This is the first in a series of four short essays
In school I never much cared for literature classes. Because as the semester wore on, inevitably they would shift from discussions on the stories read within the class, to a deeper meaning behind the stories themselves. As we spoke of themes and hidden clues to the authors real intentions, I would speculate, or wonder, what if the story was written just as that - a story? What if Frost was simply ranting on a time when the path split in two, and not trying to compress an entire life of choices into this short parable. Because we always would like to look deeper, to be the one to find more meaning in something. And this reasoning offers context as to why people look at art as a whole, to see something within themselves, within the work, that was not always defined by the artist. But to say that all works have this deeper meaning cannot be true, but what of it is projection? And what of it is inherent?
I think it’s clear that my style of photography can most closely be defined as documentarian. A look that has progressed and shifted through photography itself in different forms. It is a style that seeks not to tell a story of deeper meaning, but to simply tell the story of what is. It’s often presented without comment, without a structure, only to inform the viewer that this, as a subject within the photo, has existed at one point in time. There are no claims made that it will exist in the future, or even that it exists now. For the moment the shutter is pressed this image, like all images, exist exclusively in the past. And through that, I’ve come to realize that all photography is a story of what was. Never of what is or what will be. So how can we claim, as documentary photographers, that what we offer is the truth? I argue instead, that it is simply one form of truth, and in acknowledging that it must be understood there are other forms of truth, meaning the image itself is a lie.
Once this has been accepted, it can be defined that photographs lie in three distinct ways, each stemming from the same cycle of repetition:
Production - The taking of the original photograph
Distribution - The original photograph is offered to the public in some form
Reception - The original photograph is seen by a third party
Consumption - The original photograph embeds itself into the third party
Interpretation - The original photograph becomes distorted when reflected on by the third party
Projection - The (potentially incorrect) themes are pushed into the third party’s work
Reproduction - New work is created retaining elements of the original photograph
Repetition - The cycle begins again
The first lie is a personal one. It is embodied in how we perceive memories due to the retelling as seen within the image itself. Skewing what we remember as having occurred when we were there as the image was taken (this can also skew the memories of those who were not there, or were the subject). As an excess, think of a photograph from your youth, perhaps one when on vacation, a photo that you have seen time and time again is best. As the photograph is of you, it’s clear that you were looking at the camera when it was taken - or at the very least, not at yourself. Yet try to remember anything about that moment other than what you can see in the frame. We can make easy assumptions like, “dad always had the camera, dad isn’t in this photo, therefore, he probably took it”. But to recall anything else will lead us down a path with no acceptable answer at the end.

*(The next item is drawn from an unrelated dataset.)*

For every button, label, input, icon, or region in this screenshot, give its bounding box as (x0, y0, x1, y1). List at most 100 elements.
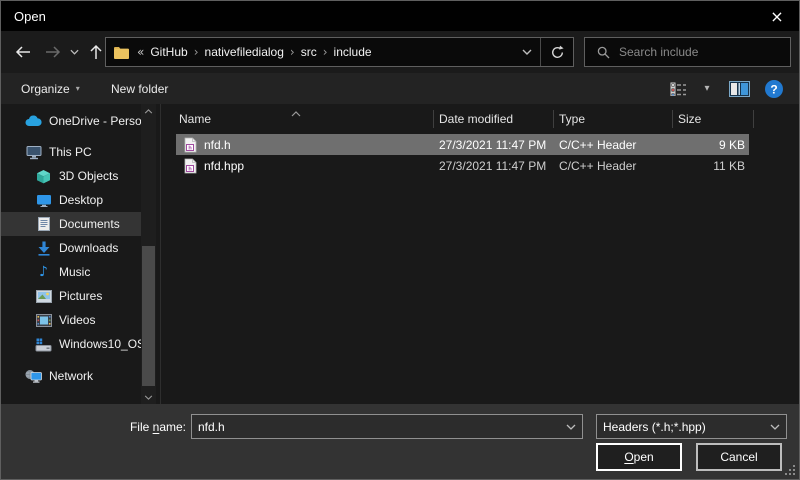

The second lie is an artistic one. Photographs are often spoken of in terms of inclusion. Terms and phrases like “The Subject”, and “The Composition” (as a noun, a thing) are used to describe the acts the photographer took to bring things in to the frame and arrange them in a pleasing manner. However, the reality is that photography is an act of exclusion. By excluding more of the foreground the image becomes more visually dynamic through the rule of thirds. We, as photographers, are constantly shifting, nudging, and re-framing to bring our vision into the scene. All these exclusions, of which there are many for every image, lie to the viewer through not malicious intent, but rather one of storytelling.
The third lie, is that of a shifting baseline. I have written of the shifting baseline often, including it within other essays, but as a tool it outlines and reiterates the messages found here. With each passing cycle of repetition, the work shifts further from the source and acknowledges less of what it was each time. Yet, as is often seen even within my own work, there are certain elements that remain despite their inability to correctly tell the story that should be told - the story of the truth.
It isn’t enough to understand, or even accept that the above is factual, it must be worked on as a task much like any other. To see that there are lies surrounding us that are presented as truths is a burden that is passed along through each repetition. To stop this however, is impossible as we cannot remove the lie from the image. The task then becomes a goal of awareness and understanding. To accept and see that not always is there a hidden meaning of mystery and decoding life’s secrets, but that the hidden meaning is seeking out the factual in all photographs.